Emilia-Romagna – Quali novità e prospettive sul diritto all’asilo?

Intervista a Giorgio Palamidesi, Politiche per l’Accoglienza e l’Integrazione Sociale della Regione ER

La rete dei soggetti promotori è comunque aperta al contributo di realtà altre, come associazioni di migranti, centri interculturali o gruppi della società civile che vogliano collaborare attivamente ai progetti regionali sul diritto all’asilo.

Per capire esattamente quali novità e prospettive introduce la firma di questo protocollo d’intesa sul panorama regionale, dove solo alcune città sono per altro inserite in piani per l’accoglienza di richiedenti asilo e rifugiati, abbiamo intervistato il Dott. Giorgio Palamidesi, funzionario del Servizio Politiche per l’Accoglienza e l’Integrazione Sociale della Regione ER.

Domanda: Che cos’è un protocollo d’intesa e qual è il suo reale potere normativo? In altre parole, qual è la sua ricaduta effettiva?

[Scarica il testo integrale del Protocollo d’intesa in materia di richiedenti asilo e rifugiati ]

Risposta: Il protocollo rappresenta un accordo politico-amministrativo tra chi lo sottoscrive, è l’espressione della volontà e disponibilità di quei soggetti ad attuare gli interventi oggetto del protocollo, rappresenta un impegno a far seguire degli atti concreti sulla questione del diritto all’asilo.
Le sue ricadute pratiche si avranno in un secondo tempo, quando i soggetti che hanno sottoscritto l’intesa cominceranno punto per punto a vedere come metterla in pratica.

D: In un capitolo del testo del protocollo viene espressa la volontà, rispetto alla normativa nazionale, di predisporre un’attività di verifica da parte dei soggetti locali sull’operato delle Commissioni Territoriali. Come si inserisce questa volontà nella situazione attuale, in cui il decreto attuativo della legge Bossi Fini sull’asilo non è stato ancora emanato e in cui tutte le decisioni sul diritto alla permanenza in Italia sono di fatto determinate dalla Commissione Centrale?
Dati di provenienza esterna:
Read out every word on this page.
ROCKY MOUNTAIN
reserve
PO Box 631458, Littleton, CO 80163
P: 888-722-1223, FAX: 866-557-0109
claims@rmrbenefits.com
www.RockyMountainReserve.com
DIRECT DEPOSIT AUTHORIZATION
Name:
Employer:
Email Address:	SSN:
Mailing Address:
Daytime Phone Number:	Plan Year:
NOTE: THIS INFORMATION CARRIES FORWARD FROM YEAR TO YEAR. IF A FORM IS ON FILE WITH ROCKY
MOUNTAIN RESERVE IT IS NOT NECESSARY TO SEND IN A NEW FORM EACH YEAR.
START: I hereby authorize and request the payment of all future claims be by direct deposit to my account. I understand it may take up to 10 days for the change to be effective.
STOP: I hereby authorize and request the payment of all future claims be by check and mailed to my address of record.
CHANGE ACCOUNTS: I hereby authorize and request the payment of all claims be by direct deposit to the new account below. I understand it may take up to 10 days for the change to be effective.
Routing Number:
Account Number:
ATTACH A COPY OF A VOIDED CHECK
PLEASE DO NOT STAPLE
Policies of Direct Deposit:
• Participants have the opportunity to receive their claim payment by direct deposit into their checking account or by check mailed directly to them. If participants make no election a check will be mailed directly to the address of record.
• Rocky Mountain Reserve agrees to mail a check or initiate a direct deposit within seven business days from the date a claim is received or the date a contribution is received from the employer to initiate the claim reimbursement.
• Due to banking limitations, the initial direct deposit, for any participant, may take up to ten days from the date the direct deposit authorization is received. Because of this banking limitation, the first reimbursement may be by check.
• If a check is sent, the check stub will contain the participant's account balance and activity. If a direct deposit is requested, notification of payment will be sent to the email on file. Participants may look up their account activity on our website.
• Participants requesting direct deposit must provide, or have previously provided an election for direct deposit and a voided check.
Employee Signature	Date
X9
R: Il rapporto con la situazione nazionale è esplicito, infatti questa situazione nazionale – decisamente carente ed in alcuni casi drammatica – è uno dei motivi che hanno portato a sottoscrivere questo protocollo d’intesa. Manca una legislazione nazionale sull’argomento, alla legge Bossi-Fini non è seguito un regolamento attuativo sull’asilo, che invece avrebbe dovuto essere approvato due anni fa. La Regione Emilia-Romagna e gli altri soggetti che hanno siglato l’intesa vogliono mettere alcuni punti fermi di interesse per gli enti territoriali e per chiunque lavora per il diritto all’asilo. I punti fermi sono:
i centri di identificazione previsti dalla Bossi-Fini non devono avere un carattere di limitazione della libertà personale: devono essere luoghi in cui i diritti e la dignità delle persone devono essere tutelati. in sostanza devono essere dei luoghi ben diversi dai Centri di Permanenza Temporanea.
Inoltre il sistema degli enti locali e delle associazioni che lavorano per il diritto all’asilo e che hanno siglato l’intesa vuole avere voce in capitolo e accesso a queste strutture, nel caso vengano fatte nel territorio regionale, o comunque discuteranno insieme alle regioni limitrofe i criteri e i modi in cui difendere concretamente il diritto all’asilo.
La situazione nazionale resta quella in cui esiste una Commissione Nazionale, però già nel protocollo sono espressi una serie di elementi che vogliono preparare una fase successiva e soprattutto avviare un metodo di osservazione di come, anche in questa regione, il diritto all’asilo può essere esercitato, quali difficoltà incontra, come si comportano le autorità locali.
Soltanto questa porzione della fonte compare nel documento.